The UAE’s property market has recovered strongly from the coronavirus-induced slowdown on the back of government initiatives such as residency permits for retirees and remote workers, as well as the expansion of the 10-year golden visa programme.
The value of property deals in Dubai more than doubled last year and broke a 12-year record in terms of volumes, Property Finder said. The emirate registered 61,241 sales deals worth Dh151.07 billion ($41bn) in 2021, making it the best year for transactions since 2013 and the highest in terms of value since 2009.

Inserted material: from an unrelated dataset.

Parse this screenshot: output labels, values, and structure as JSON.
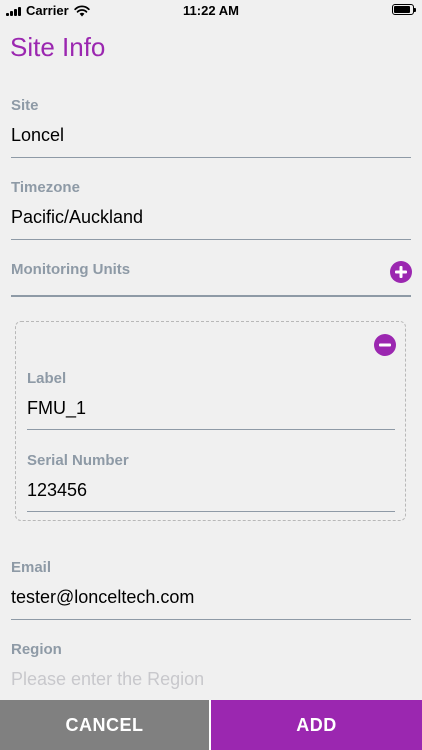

The trend has continued into this year as well. Total residential activity in Dubai rose 34 per cent annually to Dh15.5bn in February, with 6,913 units sold. This was primarily driven by a three-time surge in the value of off-plan sales and a 107 per cent rise in the sale of ready homes, Egyptian investment bank EFG Hermes said.
Continuing growth in transaction volumes, strong demand for off-plan properties and new project launches will continue to support the residential market this year, S&P said.
“The addition of about 30,000 units over 2022 should moderate price and rent increases,” the report said.
The rating agency also anticipates slower growth in mortgage transaction volumes (at about 20 per cent to 25 per cent of total sales) due to interest rate rises, which will be partly offset by favourable payment plans.
On the back of a buoyant market, property developers will see revenue growth accelerate over the next four to five years, which will be tempered by a steady supply of residential properties and new developments, the report said.
Developers such as Emaar Properties and Damac have benefited from a strong rebound in cash flow from operations in 2021 after they delivered a large number of units launched back in 2016 and 2017.
Cash collections will remain high in 2022, backed by a “sizeable pipeline” of projects to be delivered during the year, S&P said, adding that capital intensive new launches will weigh on cash flow generation from 2023 to 2024.
“We expect limited asset impairments in 2022 as the Dubai real estate sector’s outlook has significantly strengthened. Net profit margins will improve on lower assets and receivables impairments,” the report said.
“Pressure on profitability will ease and S&P’s adjusted debt to Ebitda [earnings before interest, taxes, depreciation and amortisation] metrics will improve as Ebitda increases. New projects that are working capital intensive will limit this deleveraging for some, while interest rate hikes will affect capitalisation rates and weaken loan-to-value ratios.”
Some developers may also consider disposing non-core assets as valuations rise.
While higher energy prices and cost inflation will drive companies to focus on cost efficiencies, developers are “somewhat protected” from the effect of higher raw materials costs in the short run, which are borne by contractors.
“The introduction of corporate taxes in the UAE is viewed as a manageable medium-term risk, with no cash impact before 2024,” S&P said.